REVOLT opposing unnecessary, excessive and intrusive powerline development

opposing unnecessary, excessive and intrusive powerline development

REVOLT Newsletter 193

Revolt news 29/07/2005

SPECIAL ISSUE ON CLIMATE CHANGE AND WIND POWER

1. The last few weeks have been busy with global warming hype in the run up to the G8 summit. The polarisation of argument is illustrated by the astonishing politicisation of the Royal Society and the issue of a key contrary report by the House of Lords Select Committee just before the summit. I would like to write more about global warming and uncertainty in risk management, and about these reports, but time prohibits it. Some brief comments appear incidentally in the attachment.

2. As the USA declined the full Kyoto agreement, the G8 outcome was more muted than some hoped, but had its positive points. Then only yesterday G8 was upstaged by the Asia-Pacific agreement, which includes all the really big countries and dwarfs the Kyoto effort. The Asia-Pacific and Bush approaches focus on technology as the key, whereas Kyoto aims at emissions reduction targets.

3. I have some doubt that technology or targets, alone, will fix the problem, as both approaches are predicated on economic growth, and in turn on growth of per capita consumption and of population. I wonder what is a sustainable population for England and for the world, with modern living. I wonder too whether a fundamental solution might require control of population and of gross consumption, and thereby a halt to economic growth. But that is probably politically incorrect!

4. Turning from the wider topic of climate change to energy policy and the specifics of wind power, a flurry of new reports have appeared here too.

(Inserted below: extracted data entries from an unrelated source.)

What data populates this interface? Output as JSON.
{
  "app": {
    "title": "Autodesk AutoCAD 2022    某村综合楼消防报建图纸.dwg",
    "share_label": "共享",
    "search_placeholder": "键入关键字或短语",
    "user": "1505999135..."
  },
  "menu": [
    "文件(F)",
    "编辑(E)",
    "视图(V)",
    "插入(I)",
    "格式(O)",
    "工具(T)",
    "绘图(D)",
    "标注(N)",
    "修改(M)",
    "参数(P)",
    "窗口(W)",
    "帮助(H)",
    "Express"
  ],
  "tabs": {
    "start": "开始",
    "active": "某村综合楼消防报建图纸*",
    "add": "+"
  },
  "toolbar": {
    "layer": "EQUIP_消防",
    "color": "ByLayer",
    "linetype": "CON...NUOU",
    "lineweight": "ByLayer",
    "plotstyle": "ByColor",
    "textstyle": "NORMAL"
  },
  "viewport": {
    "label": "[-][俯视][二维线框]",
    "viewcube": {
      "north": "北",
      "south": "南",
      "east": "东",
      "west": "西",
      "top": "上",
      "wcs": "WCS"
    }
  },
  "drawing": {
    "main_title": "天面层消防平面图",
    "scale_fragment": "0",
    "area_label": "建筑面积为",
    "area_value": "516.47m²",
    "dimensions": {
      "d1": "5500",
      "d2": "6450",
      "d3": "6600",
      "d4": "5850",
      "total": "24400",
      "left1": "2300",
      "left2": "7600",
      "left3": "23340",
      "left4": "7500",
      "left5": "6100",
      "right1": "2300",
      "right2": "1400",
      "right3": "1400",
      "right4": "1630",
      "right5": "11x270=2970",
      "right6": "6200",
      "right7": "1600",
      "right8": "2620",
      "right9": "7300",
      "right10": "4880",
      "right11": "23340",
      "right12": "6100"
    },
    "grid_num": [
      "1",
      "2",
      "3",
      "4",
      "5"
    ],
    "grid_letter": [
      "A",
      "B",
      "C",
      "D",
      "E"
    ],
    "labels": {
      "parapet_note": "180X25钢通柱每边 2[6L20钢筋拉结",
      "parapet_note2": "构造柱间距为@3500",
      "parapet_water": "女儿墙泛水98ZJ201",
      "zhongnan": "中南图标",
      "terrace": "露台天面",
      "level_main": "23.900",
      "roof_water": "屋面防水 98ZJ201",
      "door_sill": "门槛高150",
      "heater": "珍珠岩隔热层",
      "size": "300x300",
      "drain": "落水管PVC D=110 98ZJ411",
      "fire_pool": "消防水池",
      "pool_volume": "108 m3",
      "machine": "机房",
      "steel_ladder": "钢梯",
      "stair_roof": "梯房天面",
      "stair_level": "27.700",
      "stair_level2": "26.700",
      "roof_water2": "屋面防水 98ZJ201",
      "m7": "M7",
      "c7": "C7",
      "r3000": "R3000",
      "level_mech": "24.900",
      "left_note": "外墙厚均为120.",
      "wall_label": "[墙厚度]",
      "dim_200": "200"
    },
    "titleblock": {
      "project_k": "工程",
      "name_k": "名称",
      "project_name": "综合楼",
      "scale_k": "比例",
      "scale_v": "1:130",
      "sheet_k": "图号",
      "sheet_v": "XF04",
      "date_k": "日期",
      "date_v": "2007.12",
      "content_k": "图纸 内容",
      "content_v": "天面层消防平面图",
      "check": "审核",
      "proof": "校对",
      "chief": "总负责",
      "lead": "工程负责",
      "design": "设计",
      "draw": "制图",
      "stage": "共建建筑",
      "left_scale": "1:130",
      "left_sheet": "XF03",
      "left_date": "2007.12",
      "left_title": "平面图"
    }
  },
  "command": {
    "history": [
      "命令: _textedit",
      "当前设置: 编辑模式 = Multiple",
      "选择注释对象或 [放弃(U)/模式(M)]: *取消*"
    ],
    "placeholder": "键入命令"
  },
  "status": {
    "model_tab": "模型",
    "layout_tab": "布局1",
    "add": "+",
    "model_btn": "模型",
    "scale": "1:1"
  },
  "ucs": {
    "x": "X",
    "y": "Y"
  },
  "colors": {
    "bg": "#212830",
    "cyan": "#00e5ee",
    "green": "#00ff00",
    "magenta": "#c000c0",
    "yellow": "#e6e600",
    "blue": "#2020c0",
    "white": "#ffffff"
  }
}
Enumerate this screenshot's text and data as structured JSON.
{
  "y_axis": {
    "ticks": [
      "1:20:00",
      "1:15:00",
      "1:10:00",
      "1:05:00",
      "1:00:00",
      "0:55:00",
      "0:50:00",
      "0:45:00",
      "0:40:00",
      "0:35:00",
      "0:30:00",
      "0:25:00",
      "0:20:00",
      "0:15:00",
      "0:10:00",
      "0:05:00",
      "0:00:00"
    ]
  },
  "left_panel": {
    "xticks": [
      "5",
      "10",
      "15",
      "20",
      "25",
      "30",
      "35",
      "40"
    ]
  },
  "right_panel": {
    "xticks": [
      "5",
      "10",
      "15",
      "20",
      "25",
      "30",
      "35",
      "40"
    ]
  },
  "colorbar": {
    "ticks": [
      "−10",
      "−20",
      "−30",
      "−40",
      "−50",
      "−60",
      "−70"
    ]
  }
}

Not least Jonathan Porritt's Sustainable Development Commission's glossy report championing wind power, under the disguise of an independent study. A more genuine independent study appeared shortly after from the Oxford Institute of Environmental Studies showing the flaws in Porritt's propaganda.

5. Having attended a North Yorkshire Renewable Energy Study workshop on 14.7.05, within the regional planning framework, I have today submitted written comments as attached. These comments mention recent key publications and enlarge on the central fault in Porritt's report, namely the failure to grasp the essence of the back-up problem. The comments try again to explain this, in terms of Bulk Back-Up actually delivered, which is quite different from the problems of capacity needs or stand-by reserve.

6. The attached comments refer to my submission of May 05 to Hambleton DC, which appeared as Appendix 4 with news188. Apart from other sources given in the comments, there is a recent report from the Council for Science and Technology, a government advisory council. 'An Electricity Supply Strategy for the UK' of May 2005 builds on the 2003 White Paper, points to the need for a new energy strategy for firm generation and notes shortcomings of wind power.